A.G. – Disons qu’il y a une vingtaine d’entreprises sur les 2 400 où nous savons la personne potentiellement violente. Je précise qu’en Dordogne, l’exploitant en question n’était pas repéré comme tel. On a parlé d’une dépression mais, contrairement à ce que l’on a bien voulu dire, il ne semble pas qu’il ait eu de problème économique particulier. Cela signifie que ce type de réactions est imprévisible, ce qui nous interpelle beaucoup. Par ailleurs, les deux contrôleurs en question étaient connus comme des gens qui cherchaient à trouver une solution. Ils étaient très impliqués dans la vie de leur région et n’avaient pas un comportement très zélé en matière de sanction. Ils intervenaient dans le cadre d’une mission presque banale. Que des contrôleurs se rendent sur une exploitation pour essayer de savoir si les salariés saisonniers qui y travaillent sont en règle ne relève pas d’un grand particularisme. C’est tout ce qu’il y a de plus ordinaire.
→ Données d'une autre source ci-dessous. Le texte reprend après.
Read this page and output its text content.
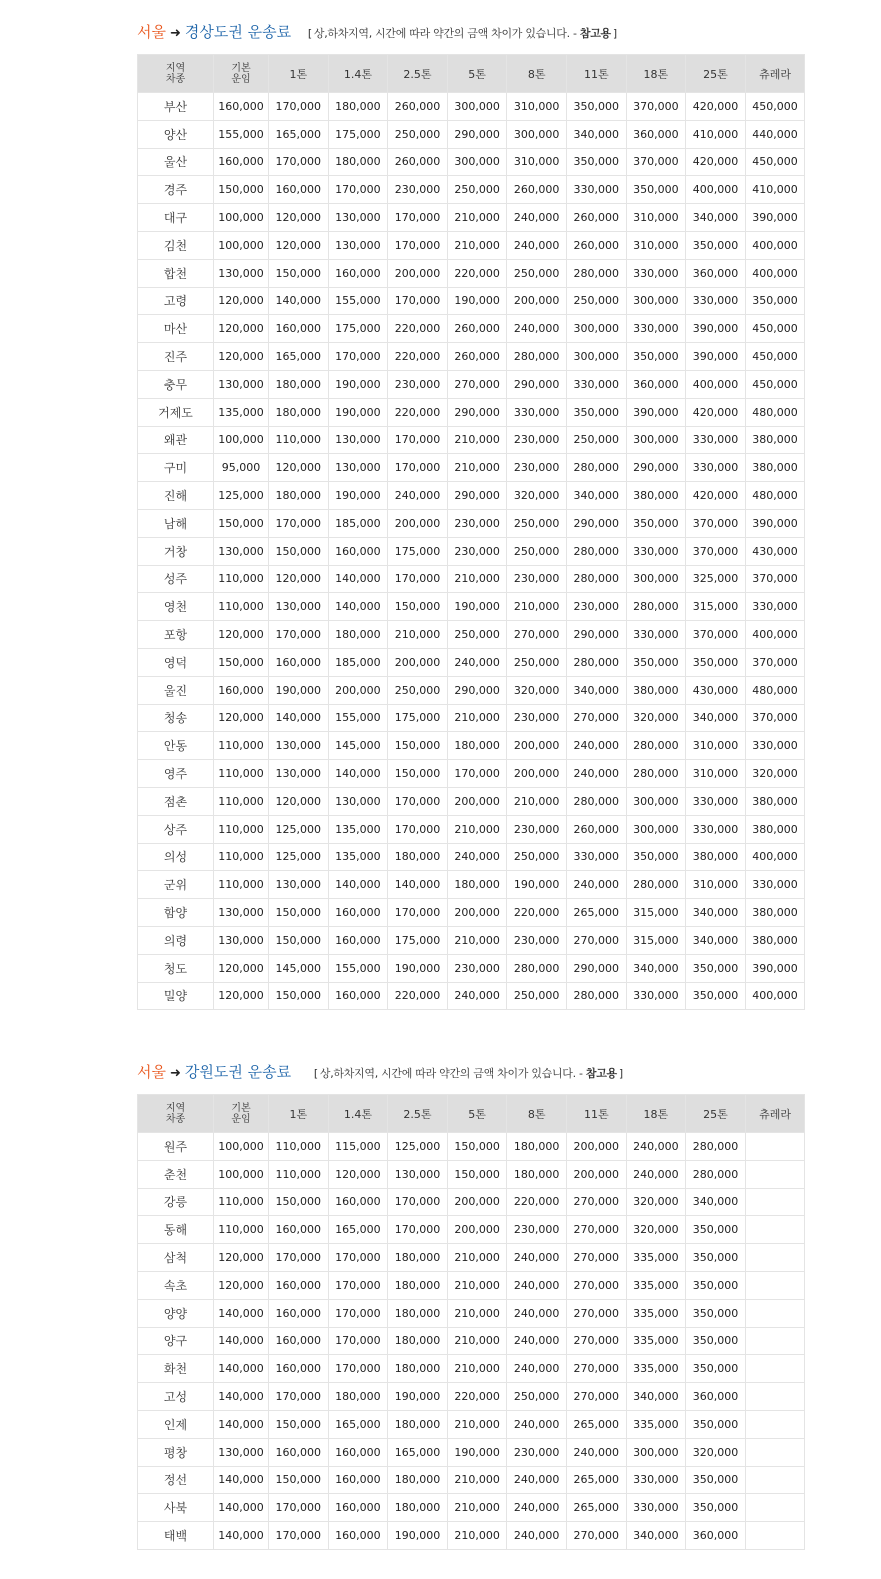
서울 ➜ 경상도권 운송료 [ 상,하차지역, 시간에 따라 약간의 금액 차이가 있습니다. - 참고용 ]
지역
차종	기본
운임	1톤	1.4톤	2.5톤	5톤	8톤	11톤	18톤	25톤	츄레라
부산	160,000	170,000	180,000	260,000	300,000	310,000	350,000	370,000	420,000	450,000
양산	155,000	165,000	175,000	250,000	290,000	300,000	340,000	360,000	410,000	440,000
울산	160,000	170,000	180,000	260,000	300,000	310,000	350,000	370,000	420,000	450,000
경주	150,000	160,000	170,000	230,000	250,000	260,000	330,000	350,000	400,000	410,000
대구	100,000	120,000	130,000	170,000	210,000	240,000	260,000	310,000	340,000	390,000
김천	100,000	120,000	130,000	170,000	210,000	240,000	260,000	310,000	350,000	400,000
합천	130,000	150,000	160,000	200,000	220,000	250,000	280,000	330,000	360,000	400,000
고령	120,000	140,000	155,000	170,000	190,000	200,000	250,000	300,000	330,000	350,000
마산	120,000	160,000	175,000	220,000	260,000	240,000	300,000	330,000	390,000	450,000
진주	120,000	165,000	170,000	220,000	260,000	280,000	300,000	350,000	390,000	450,000
충무	130,000	180,000	190,000	230,000	270,000	290,000	330,000	360,000	400,000	450,000
거제도	135,000	180,000	190,000	220,000	290,000	330,000	350,000	390,000	420,000	480,000
왜관	100,000	110,000	130,000	170,000	210,000	230,000	250,000	300,000	330,000	380,000
구미	95,000	120,000	130,000	170,000	210,000	230,000	280,000	290,000	330,000	380,000
진해	125,000	180,000	190,000	240,000	290,000	320,000	340,000	380,000	420,000	480,000
남해	150,000	170,000	185,000	200,000	230,000	250,000	290,000	350,000	370,000	390,000
거창	130,000	150,000	160,000	175,000	230,000	250,000	280,000	330,000	370,000	430,000
성주	110,000	120,000	140,000	170,000	210,000	230,000	280,000	300,000	325,000	370,000
영천	110,000	130,000	140,000	150,000	190,000	210,000	230,000	280,000	315,000	330,000
포항	120,000	170,000	180,000	210,000	250,000	270,000	290,000	330,000	370,000	400,000
영덕	150,000	160,000	185,000	200,000	240,000	250,000	280,000	350,000	350,000	370,000
울진	160,000	190,000	200,000	250,000	290,000	320,000	340,000	380,000	430,000	480,000
청송	120,000	140,000	155,000	175,000	210,000	230,000	270,000	320,000	340,000	370,000
안동	110,000	130,000	145,000	150,000	180,000	200,000	240,000	280,000	310,000	330,000
영주	110,000	130,000	140,000	150,000	170,000	200,000	240,000	280,000	310,000	320,000
점촌	110,000	120,000	130,000	170,000	200,000	210,000	280,000	300,000	330,000	380,000
상주	110,000	125,000	135,000	170,000	210,000	230,000	260,000	300,000	330,000	380,000
의성	110,000	125,000	135,000	180,000	240,000	250,000	330,000	350,000	380,000	400,000
군위	110,000	130,000	140,000	140,000	180,000	190,000	240,000	280,000	310,000	330,000
함양	130,000	150,000	160,000	170,000	200,000	220,000	265,000	315,000	340,000	380,000
의령	130,000	150,000	160,000	175,000	210,000	230,000	270,000	315,000	340,000	380,000
청도	120,000	145,000	155,000	190,000	230,000	280,000	290,000	340,000	350,000	390,000
밀양	120,000	150,000	160,000	220,000	240,000	250,000	280,000	330,000	350,000	400,000
서울 ➜ 강원도권 운송료 [ 상,하차지역, 시간에 따라 약간의 금액 차이가 있습니다. - 참고용 ]
지역
차종	기본
운임	1톤	1.4톤	2.5톤	5톤	8톤	11톤	18톤	25톤	츄레라
원주	100,000	110,000	115,000	125,000	150,000	180,000	200,000	240,000	280,000	
춘천	100,000	110,000	120,000	130,000	150,000	180,000	200,000	240,000	280,000	
강릉	110,000	150,000	160,000	170,000	200,000	220,000	270,000	320,000	340,000	
동해	110,000	160,000	165,000	170,000	200,000	230,000	270,000	320,000	350,000	
삼척	120,000	170,000	170,000	180,000	210,000	240,000	270,000	335,000	350,000	
속초	120,000	160,000	170,000	180,000	210,000	240,000	270,000	335,000	350,000	
양양	140,000	160,000	170,000	180,000	210,000	240,000	270,000	335,000	350,000	
양구	140,000	160,000	170,000	180,000	210,000	240,000	270,000	335,000	350,000	
화천	140,000	160,000	170,000	180,000	210,000	240,000	270,000	335,000	350,000	
고성	140,000	170,000	180,000	190,000	220,000	250,000	270,000	340,000	360,000	
인제	140,000	150,000	165,000	180,000	210,000	240,000	265,000	335,000	350,000	
평창	130,000	160,000	160,000	165,000	190,000	230,000	240,000	300,000	320,000	
정선	140,000	150,000	160,000	180,000	210,000	240,000	265,000	330,000	350,000	
사북	140,000	170,000	160,000	180,000	210,000	240,000	265,000	330,000	350,000	
태백	140,000	170,000	160,000	190,000	210,000	240,000	270,000	340,000	360,000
« L.P.V. » – Est-ce que le drame de Saussignac va changer votre façon de travailler ?

A.G. – Nous avons prévu de mieux identifier un certain nombre d’entreprises. C’est déjà fait mais le dispositif va être complété en croisant des fichiers avec d’autres administrations. Par ailleurs, le corps des inspecteurs du travail s’est réuni le 24 septembre dernier pour aborder le problème spécifique du contrôle et de la méthodologie de ce contrôle. Nous demandons l’assistance de psychologues pour être formés à la gestion des situations de crise. Le but n’est pas de « faire monter la mayonnaise ».

« L.P.V. » – Diriez-vous que vous exercez un métier à risque ?
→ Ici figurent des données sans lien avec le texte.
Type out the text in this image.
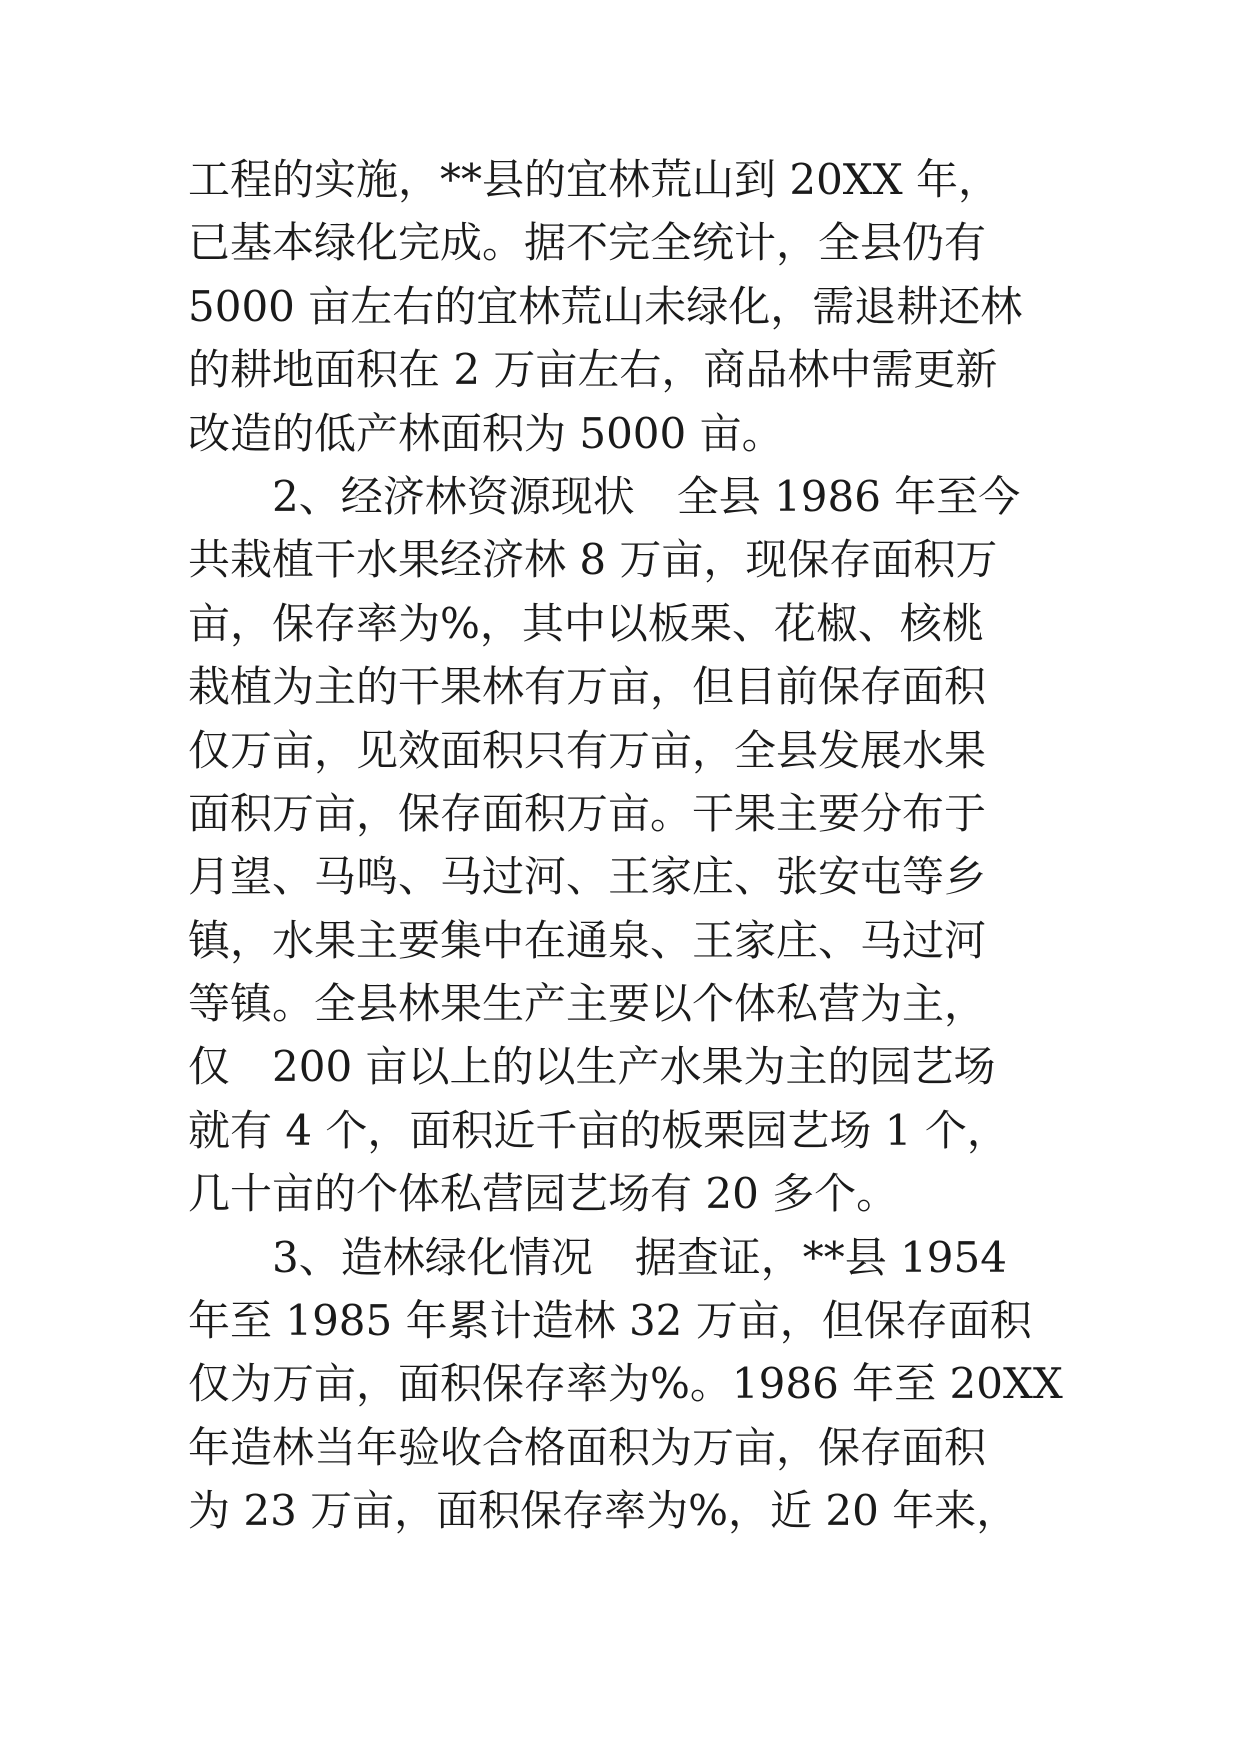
工程的实施，**县的宜林荒山到 20XX 年，
已基本绿化完成。据不完全统计，全县仍有
5000 亩左右的宜林荒山未绿化，需退耕还林
的耕地面积在 2 万亩左右，商品林中需更新
改造的低产林面积为 5000 亩。
　　2、经济林资源现状　全县 1986 年至今
共栽植干水果经济林 8 万亩，现保存面积万
亩，保存率为%，其中以板栗、花椒、核桃
栽植为主的干果林有万亩，但目前保存面积
仅万亩，见效面积只有万亩，全县发展水果
面积万亩，保存面积万亩。干果主要分布于
月望、马鸣、马过河、王家庄、张安屯等乡
镇，水果主要集中在通泉、王家庄、马过河
等镇。全县林果生产主要以个体私营为主，
仅　200 亩以上的以生产水果为主的园艺场
就有 4 个，面积近千亩的板栗园艺场 1 个，
几十亩的个体私营园艺场有 20 多个。
　　3、造林绿化情况　据查证，**县 1954
年至 1985 年累计造林 32 万亩，但保存面积
仅为万亩，面积保存率为%。1986 年至 20XX
年造林当年验收合格面积为万亩，保存面积
为 23 万亩，面积保存率为%，近 20 年来，
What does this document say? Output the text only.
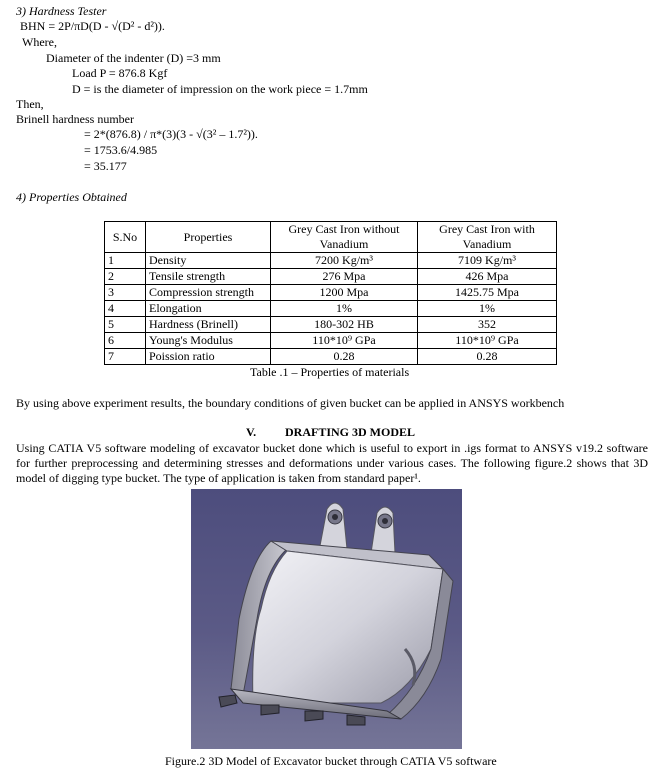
3) Hardness Tester
BHN = 2P/πD(D - √(D² - d²)).
Where,
Diameter of the indenter (D) =3 mm
Load P = 876.8 Kgf
D = is the diameter of impression on the work piece = 1.7mm
Then,
Brinell hardness number
= 2*(876.8) / π*(3)(3 - √(3² – 1.7²)).
= 1753.6/4.985
= 35.177
4) Properties Obtained
S.No	Properties	Grey Cast Iron without Vanadium	Grey Cast Iron with Vanadium
1	Density	7200 Kg/m³	7109 Kg/m³
2	Tensile strength	276 Mpa	426 Mpa
3	Compression strength	1200 Mpa	1425.75 Mpa
4	Elongation	1%	1%
5	Hardness (Brinell)	180-302 HB	352
6	Young's Modulus	110*10⁹ GPa	110*10⁹ GPa
7	Poission ratio	0.28	0.28
Table .1 – Properties of materials
By using above experiment results, the boundary conditions of given bucket can be applied in ANSYS workbench
V. DRAFTING 3D MODEL
Using CATIA V5 software modeling of excavator bucket done which is useful to export in .igs format to ANSYS v19.2 software for further preprocessing and determining stresses and deformations under various cases. The following figure.2 shows that 3D model of digging type bucket. The type of application is taken from standard paper¹.
Figure.2 3D Model of Excavator bucket through CATIA V5 software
A.G. – A l’évidence, ce n’est pas une profession à risque zéro. Par contre je suis persuadé qu’il y a des choses à faire pour limiter ce risque, par la formation au contrôle mais aussi en développant l’aspect pédagogique auprès des entreprises. Ici en Charente nous n’avons pas changé notre façon de travailler, les visites continuent comme avant, même si une réflexion est en cours. Malgré ce qui s’est passé, je ne pense pas qu’il y ait une spécificité de violence de la population agricole par rapport aux autres corporations. Cela fera bientôt 30 ans que je suis au contact de  l’agriculture. J’ai eu à gérer des situations difficiles, tendues mais on retrouve les mêmes dans le régime général, tout en sachant, comme les médias l’ont dit, que se développent les « délits d’obstacles, d’outrages et d’agressions verbales et physiques ». C’est un phénomène national. Je voudrais ajouter qu’à mon avis rien ne peut justifier que l’on tire sur quelqu’un. C’est pour cela que certaines phrases m’ont semblé déplacées, voire même friser l’indécence. Lire sous la signature de certains syndicats et organismes agricoles qu’il était « prévisible que quelqu’un se livre à cet acte insensé » ou que l’agriculture évoluait « vers une sur-administration », plongeant les agriculteurs « dans un état d’incertitude et d’insécurité » sont des arguments qui peuvent être perçus comme autant de justifications. Or rien ne peut justifier un tel drame. Quand je vois tenir de tels propos, pour le dire familièrement, « il y a un bout de l’artichaut qui passe mal ».